FFMpeg Side by Side and Tiling Video

FFMpeg Side by Side and Tiling Video

FFMpeg has an interesting ability to join multiple video feeds together.  In the past, I had use other video editors to do this.  They were limited to 2 camera views.  In addition, the second camera screen was scaled down and much smaller than the first video.  With FFMpeg, we can join more than 2 camera feeds without resizing.  I’ll be quick and to the point in this post so try not to blink.

In this example I have 4 cameras that were “filming” the start of the STP bicycle classic.  I’m using 4 808-16 keychain cameras, all of which have external wide angle lenses attached.  The format of these cameras uses 1280×720 30fps H.264 video and 16 bit PCM mono audio sampled at 32000 Hz.  Since all of my videos use the same format, not much else needs to be done before tiling with FFPmeg.  Here are the 3 commands I used to tile my 4 videos.

ffmpeg -i "Camera1_Left.MOV" -vf "[in] scale=iw:ih, pad=2*iw:ih [left];movie=Camera2_Right.MOV, scale=iw:ih [right]; [left][right] overlay=main_w/2:0 [out]" "SideBySide_Top.MOV"
ffmpeg -i "Camera3_Left.MOV" -vf "[in] scale=iw:ih, pad=2*iw:ih [left];movie=Camera4_Right.MOV, scale=iw:ih [right]; [left][right] overlay=main_w/2:0 [out]" "SideBySide_Bottome.MOV"
ffmpeg -i "SideBySide_Top.MOV" -vf "pad=iw:2*ih [top]; movie=SideBySide_Bottome.MOV [bottom]; [top][bottom] overlay=0:main_h/2" "Tiled_4_Camera_View.MOV"

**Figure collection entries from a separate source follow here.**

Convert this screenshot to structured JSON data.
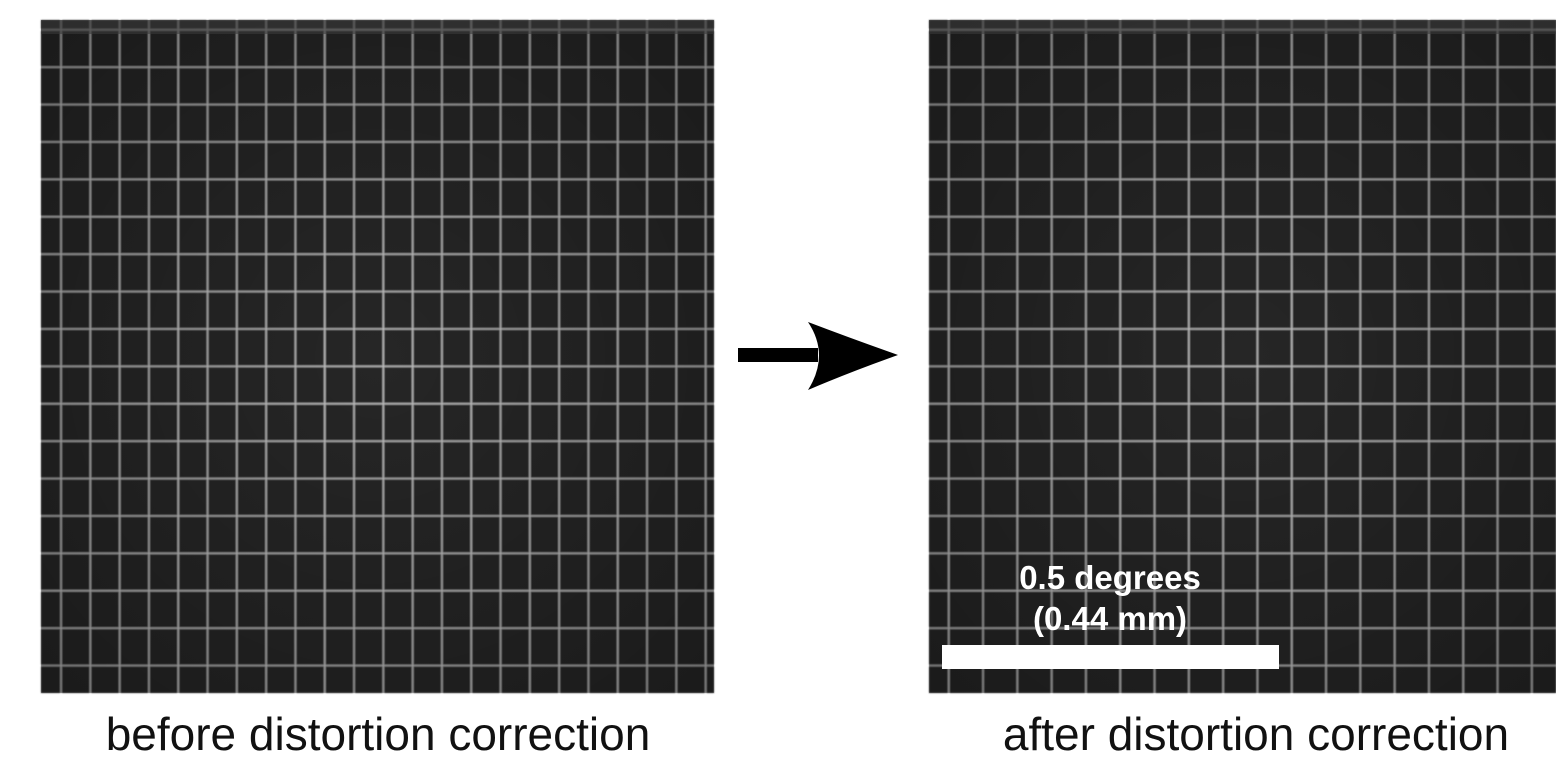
{
  "panels": [
    {
      "caption": "before distortion correction"
    },
    {
      "caption": "after distortion correction",
      "scale_bar": {
        "label_lines": [
          "0.5 degrees",
          "(0.44 mm)"
        ]
      }
    }
  ]
}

The interesting thing about the tileing method used by FFMpeg is that only one of the cameras will be used as the audio source.  The source used is the input video, not the filter video.  In this example you will hear the audio from the top left camera.

There are times when the source videos will not be the same format or orientation.  For these particular cases, the source video must be processed so all are formatted the same.  Otherwise, the results will be unpredictable.  Here are the commands I used to make this adjustment to 4 video sources that had 3 different formats.

ffmpeg -i 20100717_STP.png -vf 'scale=640:360:force_original_aspect_ratio=decrease,pad=640:360:x=(640-iw)/2:y=(360-ih)/2:color=gray' 20100717_STP_Scaled.png
ffmpeg -i 201207140948.MOV.png -vf scale=iw*.5:ih*.5 201207140948.MOV_Scaled.png
ffmpeg -i MINI0014.MOV.png -vf scale=iw*.5:ih*.5 MINI0014.MOV_Scaled.png
ffmpeg -i REC_0008.MOV.png -vf scale=iw*.3333:ih*.3333 REC_0008.MOV_Scaled.png

I first established the format I wanted to use and started by resizing my first source to 640×360.  This camera was one of my earliest helmet cameras and shot at 640×480 at 15fps.  Since it had a native aspect ratio of 4:3, I needed to change it to 1.7:1.  A simple scaling filter would result in distorted video with a stretch or squashed look.  To avoid the spaghetti western effect, I added padding to fill in the dead space that the source video wouldn’t cover in the new aspect ratio.

The last 3 commands simply scale the source video down to match the 640×360 format I established from the onset.  The first 2 videos in this group were from 808-16 1280×720 cameras.  The last video source is from a Mobius 1920×1080 camera.  I’m not using videos, but screenshots from those videos in this example.  However, the same commands would be used for the videos.  Here are the results.

I’ll cover some additional effects we can get from FFMpeg with the resize and padding filters.  With it, we can create boarders around videos.  This will be helpful to distinguish the different camera sources as I start to demonstrate overlays.

I hope you have enjoyed this topic and look forward to covering more about FFMpeg and the features it offers.